Nonetheless, our Indian colleagues - representing at least a dozen humanist, secular,
rationalist, skeptical, and atheist groups on the subcontinent, and hundreds of thousands,
even millions, of supporters throughout India - are dedicated to the improvement of the
living conditions of the poor. They are keenly aware of India's problems, and they have
resolved to do something about it. They are especially distressed by the religious
superstitions that permeate Indian culture, the intolerable repression of women, and the
continuance of the caste system, in spite of efforts to prohibit it. They are alarmed by
the resurgence of Muslim and Hindu fundamentalism. The Hindu Bharatiya Janata Party, which
has grown in strength, has attempted to modify the secular constitution inaugurated by
Nehru, the first prime minister of India, and has exacerbated the nuclear-arms race with
Pakistan. Intense religious hatred and intolerance, especially between Hindus, Muslims,
and Sikhs, have led to communal riots. Indeed, while we were in India the media reported
there were violent attacks on Christians in the state of Gujarat.
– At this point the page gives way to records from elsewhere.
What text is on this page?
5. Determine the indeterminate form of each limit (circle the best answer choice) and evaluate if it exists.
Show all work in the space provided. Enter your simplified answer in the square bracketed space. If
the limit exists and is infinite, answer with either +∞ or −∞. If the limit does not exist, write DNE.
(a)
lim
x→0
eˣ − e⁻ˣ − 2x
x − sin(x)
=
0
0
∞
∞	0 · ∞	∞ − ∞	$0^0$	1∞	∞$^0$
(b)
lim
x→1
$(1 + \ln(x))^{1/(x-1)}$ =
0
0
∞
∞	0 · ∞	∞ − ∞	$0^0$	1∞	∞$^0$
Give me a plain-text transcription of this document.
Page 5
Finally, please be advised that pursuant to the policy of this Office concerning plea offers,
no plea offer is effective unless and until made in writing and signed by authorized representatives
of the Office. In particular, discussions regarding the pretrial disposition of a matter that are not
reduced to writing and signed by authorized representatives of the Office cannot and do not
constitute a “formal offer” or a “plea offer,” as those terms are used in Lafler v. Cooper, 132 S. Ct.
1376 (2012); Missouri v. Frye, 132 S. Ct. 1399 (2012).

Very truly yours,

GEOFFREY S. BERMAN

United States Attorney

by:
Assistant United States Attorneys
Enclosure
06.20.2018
Generally the humanists of India have taken as their top priority the need for a basic
cultural renaissance in which education has the highest priority. This includes the need
to cultivate an appreciation for critical thinking and science, the values of individual
freedom and autonomy, self-determination and self-respect. Humanists believe that, if
India is to enter fully into the modern world, each individual needs to improve his or her
own condition in life. Indians need to take responsibility for their own destiny. But if
they are to succeed, the rest of the world, I submit, has an obligation to help them by
providing the tools. The distinguished French astrophysicist Jean-Claude Pecker felt
pessimistic about the enormity of the problem and expressed some reservations about what
we in the humanist world can do to help. In my address to the Congress I argued for the
need for courage and determination, not despair or nihilism, and I was pleased by the
positive response that this evinced from the delegates present.
An Ethic of Caring
I submit that neohumanists need to defend the ethical principle that we have a
responsibility to care about each and every person in the planetary community, and that
this obligation should extend beyond our own societies to humanity as a whole. We
cannot and should not abandon our fellow human beings in Asia, Africa, and Latin America.
Given this ethical principle intrinsic to the global community, there are a number of
practical programs of action that follow. High on the list is the need to support family
planning efforts, to improve nutrition and health, to advance programs of modern
education, to protect the environment, and to encourage foreign capital investments in new
industries. Many in the West have been rightly concerned about the nuclear bombs that
India and Pakistan have tested. The real bomb, in my view, that we should be concerned
about, is the population time bomb; and the neohumanist worldwide political
coalition, wherever possible, should cooperate in attempting to defuse it. We should do
this not only because it is in the interest of the people who live in those countries, but
it is in our own long-range self-interest to help secure a safe, healthy, inhabitable
planet. The humanist approach must focus on the needs of the individual families as
perhaps the best way to stem population growth and also improve the health and standard of
living of ordinary people.
Paul Kurtz is the Editor-in-Chief of Free Inquiry Magazine.